>>66714
>Can we morally condemn socialist revolutionaries, given that their fellow countrymen were starving to death?
Yes. That their ideas wouldn't work was clear from the beginning, because their ideas are shit. Look at the kind of utopian bullshit they wrote. The socialist revolutionaries were detached from reality and it shouldn't have taken Mises to make them aware of it. After Mises showed categorically that socialism cannot work, they have even less of an excuse that they couldn't have known better. But of course, they never use that excuse. Might be their ego at work; talk about irony. At least I have never heard of a high-ranking socialist who defected after he has figured out that the socialist utopia is simply unachievable, for economic reasons. Ignorance can be an excuse, but not when you will it.
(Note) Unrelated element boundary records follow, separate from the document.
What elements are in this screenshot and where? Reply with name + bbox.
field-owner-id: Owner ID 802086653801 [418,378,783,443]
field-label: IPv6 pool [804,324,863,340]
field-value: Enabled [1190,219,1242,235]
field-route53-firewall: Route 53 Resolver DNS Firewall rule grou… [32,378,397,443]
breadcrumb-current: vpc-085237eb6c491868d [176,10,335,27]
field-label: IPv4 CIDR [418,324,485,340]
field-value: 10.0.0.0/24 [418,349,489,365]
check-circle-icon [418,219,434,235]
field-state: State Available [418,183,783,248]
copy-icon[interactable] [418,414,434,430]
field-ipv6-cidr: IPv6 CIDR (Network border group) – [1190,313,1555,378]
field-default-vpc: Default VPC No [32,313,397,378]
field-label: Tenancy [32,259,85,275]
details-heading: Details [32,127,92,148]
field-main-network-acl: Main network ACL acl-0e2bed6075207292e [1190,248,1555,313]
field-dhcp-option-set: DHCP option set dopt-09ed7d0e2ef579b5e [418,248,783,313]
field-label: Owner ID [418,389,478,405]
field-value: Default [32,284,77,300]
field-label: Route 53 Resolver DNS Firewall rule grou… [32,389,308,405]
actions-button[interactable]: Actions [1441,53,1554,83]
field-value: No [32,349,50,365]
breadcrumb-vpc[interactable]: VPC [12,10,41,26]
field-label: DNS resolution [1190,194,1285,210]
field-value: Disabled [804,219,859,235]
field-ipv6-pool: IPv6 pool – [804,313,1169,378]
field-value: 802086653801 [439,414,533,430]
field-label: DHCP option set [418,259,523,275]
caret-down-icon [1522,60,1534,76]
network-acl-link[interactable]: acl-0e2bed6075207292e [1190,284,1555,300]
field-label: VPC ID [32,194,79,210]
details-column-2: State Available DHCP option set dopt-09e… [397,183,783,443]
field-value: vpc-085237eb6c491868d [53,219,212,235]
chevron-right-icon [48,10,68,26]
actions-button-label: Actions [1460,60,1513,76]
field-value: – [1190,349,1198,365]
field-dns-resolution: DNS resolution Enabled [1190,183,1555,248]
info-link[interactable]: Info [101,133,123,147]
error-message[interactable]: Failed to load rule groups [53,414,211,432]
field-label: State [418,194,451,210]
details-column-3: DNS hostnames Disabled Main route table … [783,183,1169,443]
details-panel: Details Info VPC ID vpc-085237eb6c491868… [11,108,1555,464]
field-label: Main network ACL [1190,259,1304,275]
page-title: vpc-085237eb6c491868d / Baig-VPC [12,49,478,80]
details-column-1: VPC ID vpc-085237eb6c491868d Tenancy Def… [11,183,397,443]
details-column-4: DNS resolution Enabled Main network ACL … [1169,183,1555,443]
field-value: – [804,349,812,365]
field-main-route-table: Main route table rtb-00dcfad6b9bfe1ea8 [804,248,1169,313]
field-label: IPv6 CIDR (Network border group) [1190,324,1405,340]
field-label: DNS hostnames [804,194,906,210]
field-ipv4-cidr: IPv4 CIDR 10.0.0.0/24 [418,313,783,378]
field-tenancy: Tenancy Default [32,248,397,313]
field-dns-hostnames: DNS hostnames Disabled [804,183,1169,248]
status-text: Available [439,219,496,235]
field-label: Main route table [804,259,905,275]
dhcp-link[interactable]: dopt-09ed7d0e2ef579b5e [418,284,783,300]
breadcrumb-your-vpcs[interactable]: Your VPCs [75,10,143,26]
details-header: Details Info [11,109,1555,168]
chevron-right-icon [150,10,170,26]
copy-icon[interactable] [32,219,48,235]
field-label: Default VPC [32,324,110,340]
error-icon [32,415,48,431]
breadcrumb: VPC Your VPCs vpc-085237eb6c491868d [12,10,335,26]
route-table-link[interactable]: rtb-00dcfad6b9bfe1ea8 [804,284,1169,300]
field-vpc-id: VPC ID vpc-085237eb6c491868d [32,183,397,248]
There's also the fact that socialist revolutionaries almost never had strong moral sentiments. There are some exceptions, like Orwell and maybe Marcos, but they are just that: Exceptions. It's not just a cliché that socialist revolutions tend to be extraordinarily brutal, and it's common knowledge that the aftermath is often even worse. You cannot tell me that someone who genuinely loves his people, who starts a revolution because he is so outraged at the injustice around him, would concentrate his efforts on stripping "class enemies" naked and showcasing them on butcher hooks, or ripping families apart and sending the unruly members away to be "reeducated". That they interpret this as the good doesn't make it so. Interpreting evil as good is precisely wherein evil lies.